Para tanto, porém, preciso de sua paciência.
É que, para dizer para que serve a filosofia, precisamos
usar a filosofia, e sem a tal paciência isso dificilmente
ocorre. Queria, antes, que você pensasse comigo a respeito
da seguinte questão: o que é uma coisa quando
ela serve para algo? Um martelo é um instrumento usado
na fixação de pregos. Uma auto-estrada é
um meio pelo qual pessoas e mercadorias podem se locomover
numa cidade ou entre cidades.
Quando, portanto, perguntamos para que serve a filosofia,
temos uma série de noções guardadas em
silêncio a respeito dela e do mundo.
Acontece que, se essas noções são corretas
na maioria dos casos, talvez não sejam no que se refere
à filosofia. Talvez exatamente por isso é que
não encontramos com facilidade a resposta certa para
a bendita pergunta. E que noções são
essas?
Quando perguntamos para que serve a filosofia supomos que
ela seja um instrumento, como um martelo, ou que seja um meio,
como a autoestrada. Sabemos que sem o martelo o marceneiro
pouco pode fazer em seu trabalho. Do mesmo modo, sem auto-estradas
a cidade se tornaria um caos. Dizemos, então, que o
martelo é importante para o serviço de marcenaria.

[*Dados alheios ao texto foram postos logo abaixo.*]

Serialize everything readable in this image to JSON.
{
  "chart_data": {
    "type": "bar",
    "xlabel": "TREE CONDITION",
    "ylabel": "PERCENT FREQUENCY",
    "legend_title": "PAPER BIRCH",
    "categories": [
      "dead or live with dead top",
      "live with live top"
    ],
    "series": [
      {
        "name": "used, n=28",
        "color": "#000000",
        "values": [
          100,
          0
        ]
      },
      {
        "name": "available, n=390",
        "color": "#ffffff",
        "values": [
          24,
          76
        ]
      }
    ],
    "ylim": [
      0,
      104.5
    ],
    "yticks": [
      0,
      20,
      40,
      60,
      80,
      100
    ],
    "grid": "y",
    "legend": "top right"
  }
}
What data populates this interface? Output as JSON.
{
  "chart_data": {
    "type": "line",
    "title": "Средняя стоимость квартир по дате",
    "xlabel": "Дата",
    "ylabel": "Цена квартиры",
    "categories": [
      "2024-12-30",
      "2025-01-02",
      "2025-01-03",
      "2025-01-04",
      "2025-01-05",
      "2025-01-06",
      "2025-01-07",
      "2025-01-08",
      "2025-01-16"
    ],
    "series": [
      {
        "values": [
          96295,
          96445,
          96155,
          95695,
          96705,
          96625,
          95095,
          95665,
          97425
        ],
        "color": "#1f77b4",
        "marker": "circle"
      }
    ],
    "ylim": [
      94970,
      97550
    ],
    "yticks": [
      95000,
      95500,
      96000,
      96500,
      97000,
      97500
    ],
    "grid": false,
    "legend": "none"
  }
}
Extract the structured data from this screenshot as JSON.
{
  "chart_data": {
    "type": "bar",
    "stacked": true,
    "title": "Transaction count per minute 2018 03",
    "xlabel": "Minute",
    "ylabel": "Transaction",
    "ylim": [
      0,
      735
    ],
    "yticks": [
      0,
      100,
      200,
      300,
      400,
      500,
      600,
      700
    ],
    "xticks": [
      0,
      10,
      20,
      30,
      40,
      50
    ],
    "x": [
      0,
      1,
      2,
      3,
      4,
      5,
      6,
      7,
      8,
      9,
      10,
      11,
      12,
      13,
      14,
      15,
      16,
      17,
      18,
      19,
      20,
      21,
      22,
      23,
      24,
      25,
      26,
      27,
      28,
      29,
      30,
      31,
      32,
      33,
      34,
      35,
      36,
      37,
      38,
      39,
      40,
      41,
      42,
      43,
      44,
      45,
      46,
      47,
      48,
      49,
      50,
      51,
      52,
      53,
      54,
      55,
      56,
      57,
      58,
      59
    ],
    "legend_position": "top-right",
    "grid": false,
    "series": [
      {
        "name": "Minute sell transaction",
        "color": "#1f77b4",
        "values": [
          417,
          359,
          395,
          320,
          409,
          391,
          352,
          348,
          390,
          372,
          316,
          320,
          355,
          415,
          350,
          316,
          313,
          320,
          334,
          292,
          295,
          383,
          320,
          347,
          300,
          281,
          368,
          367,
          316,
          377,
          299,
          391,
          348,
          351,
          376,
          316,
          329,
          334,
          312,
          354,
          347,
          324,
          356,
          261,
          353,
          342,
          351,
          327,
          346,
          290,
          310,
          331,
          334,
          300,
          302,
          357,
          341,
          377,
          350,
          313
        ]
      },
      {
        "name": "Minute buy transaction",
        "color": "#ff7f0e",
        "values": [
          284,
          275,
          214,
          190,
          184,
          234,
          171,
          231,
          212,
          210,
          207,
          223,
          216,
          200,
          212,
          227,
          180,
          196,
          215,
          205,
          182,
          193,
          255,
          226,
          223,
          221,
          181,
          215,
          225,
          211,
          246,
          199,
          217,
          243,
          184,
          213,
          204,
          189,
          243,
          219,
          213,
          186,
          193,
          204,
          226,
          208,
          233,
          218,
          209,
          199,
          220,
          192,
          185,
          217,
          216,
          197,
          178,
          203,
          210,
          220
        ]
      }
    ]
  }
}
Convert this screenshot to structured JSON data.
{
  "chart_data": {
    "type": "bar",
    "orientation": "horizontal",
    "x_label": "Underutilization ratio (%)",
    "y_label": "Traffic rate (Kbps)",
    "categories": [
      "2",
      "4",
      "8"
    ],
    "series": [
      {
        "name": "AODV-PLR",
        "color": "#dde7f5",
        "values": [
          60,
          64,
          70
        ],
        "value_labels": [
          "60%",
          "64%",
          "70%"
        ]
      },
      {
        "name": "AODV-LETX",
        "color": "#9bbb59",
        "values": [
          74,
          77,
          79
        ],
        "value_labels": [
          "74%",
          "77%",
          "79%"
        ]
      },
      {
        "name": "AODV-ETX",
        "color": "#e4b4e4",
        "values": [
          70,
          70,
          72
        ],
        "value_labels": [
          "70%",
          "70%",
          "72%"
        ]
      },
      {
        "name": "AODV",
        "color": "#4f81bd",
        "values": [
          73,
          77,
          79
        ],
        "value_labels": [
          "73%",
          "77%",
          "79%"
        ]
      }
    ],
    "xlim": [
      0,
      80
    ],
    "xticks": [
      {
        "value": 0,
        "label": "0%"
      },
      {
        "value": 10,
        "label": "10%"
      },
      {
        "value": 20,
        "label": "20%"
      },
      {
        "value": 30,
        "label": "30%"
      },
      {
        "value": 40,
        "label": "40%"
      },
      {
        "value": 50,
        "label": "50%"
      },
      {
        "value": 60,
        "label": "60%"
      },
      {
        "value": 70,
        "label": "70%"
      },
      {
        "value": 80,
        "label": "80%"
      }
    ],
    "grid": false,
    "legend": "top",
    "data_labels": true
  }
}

Que a auto-estrada é importante para a ordem urbana
e o progresso do país. Guardamos em silêncio,
portanto, a idéia de que a importância de algo
se mede por sua utilidade. Por isso não perguntamos,
simplesmente, qual a importância da filosofia. Cortamos
o caminho e ganhamos tempo indagando logo para que serve,
qual sua utilidade. O erro que há nisso é pensar
que a filosofia possa mesmo servir...
Então não serve? Vamos com calma. As perguntas
que fazemos nunca nascem do nada, não estão
prontas desde toda a eternidade. Por isso, jamais são
tão inocentes quanto, por vezes, parecem. Perguntas
são modos de falar. Falar é um modo de relacionar-se
com o mundo. É porque vivemos desta e não de
outra maneira que fazemos essa e não outra pergunta.
Poderíamos até contar a história de todos
os povos a partir do recenseamento das questões que
eles se colocaram. A história, decerto, é o
conjunto das providências tomadas pelos homens para
atender às suas necessidades. Mas a história
é também o conjunto das invenções
de novas necessidades. Houve um momento em que as pedras já
não mais satisfaziam todo o interesse de quem escrevia,
e então alguém se perguntou se não seria
possível escrever sobre outras superfícies.
Essa pergunta, note, não teria cabimento se já
não estivéssemos dentro de uma forma de vida
da qual fazia parte o ofício de escrever. Assim, vale
a pena nos indagar sobre que forma de vida é essa nossa
que nos faz julgar necessária a pergunta “para
que serve a filosofia?”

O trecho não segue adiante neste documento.